The SAS brand of shoes is very popular over there, but not available. So often I would go to the SAS store in the Twin Cities with my long list of shoe requests, again for specific models, sizes, and colors. I became known there as the Bangkok Imelda connection. And sometimes when Thai friends would visit me, we would make one of our must-do's a stop at the SAS shoe store so the sales people there could meet some of their Thai customers.
Some of the requests have been a lot more unusual. Once it was for a king-size down comforter of a certain type; fortunately the requestor went online and ordered it, and had it delivered to our place. But when it came, the size of the box was a bit of a challenge. We decided to just leave it in the box and check it as is. While it was a bit out-sized, the airlines were not as strict back then, and because it was so lightweight for its size, it didn't cost me any additional fees.

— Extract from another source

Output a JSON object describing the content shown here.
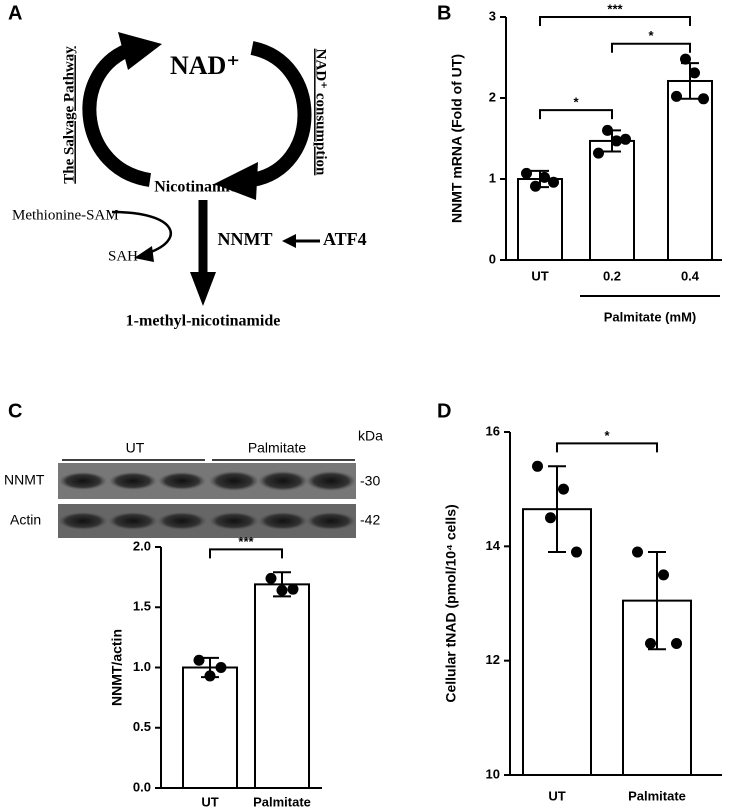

Much more awkward than that was the huge barbecue grill a friend asked me to bring. She wanted one of those humongous things with burners on the side and the whole works. And I had to go pick that one out because it was before the days of online ordering. We toted it home and the box that it came in almost filled my whole kitchen. Of course it wasn't going to be accepted as checked baggage if I left it that way, so we unpacked it and repacked it into separate packages. I was picking up the international portion of my ticket in Los Angeles so I could only check it that far, and had to reclaim it. Then I had to recheck it when I got the international portion of my ticket. And I had to do this all on crutches, because I had recently broken my ankle in three places. Fortunately, because of that broken ankle I was taking a colleague along to help. Good thing!
In retrospect, maybe the request for the grill was the result of a message I had sent to the people I was working with over there: I said I had bad news and good news. The bad news was that I had broken my ankle. The good news was that now I would have to pack only one shoe of each pair so I had more room in my suitcase.
Another memorable time that I brought things for other people was when I was in graduate school the last time. I was doing a class project by working as an advisor for a refugee organization, and met a lot of people there who still had families in the refugee camps in Thailand. Somehow in our interactions it came up that I would soon be going to Thailand on one of my fairly regular business trips, and I could take something along for their left-behind families. We arranged for a date when I would pick up what they wanted me to take.
On the appointed day, I stopped at the group's building, and what a surprise I had waiting for me. There were seven cardboard boxes, each addressed to someone in a Thai camp. I was a little overwhelmed, but decided I could do it; fortunately that time I did not have a broken ankle. Because I was traveling for my client - an airline - I did not have to pay any excess baggage, so it was fairly straightforward on this end.
It wasn't quite that simple, however, when I arrived at Bangkok. The friends meeting me had no way to transport seven boxes plus my own bags. Fortunately they scrambled, and through connections found an official with ties to the camps, who then took charge of the boxes. My one regret was that because it was so difficult to arrange access, I did not get to deliver the stuff to the families myself.
So far for this upcoming trip to attend a very special wedding, I have requests for "colorful" printed paper napkins for a friend's decoupage hobby, aged balsamic vinegar and over-the-counter osteoarthritis medication. I have standing requests for fresh cauliflower, jalapeno cream cheese and colorful gift bags and tissue paper. And the groom has ordered on-line personalized paper napkins for the wedding reception, two dresses for the bride, and some other things. The two dresses have already arrived, and I've done some of the other requested shopping too. So I am sure the bags will again be full - both directions.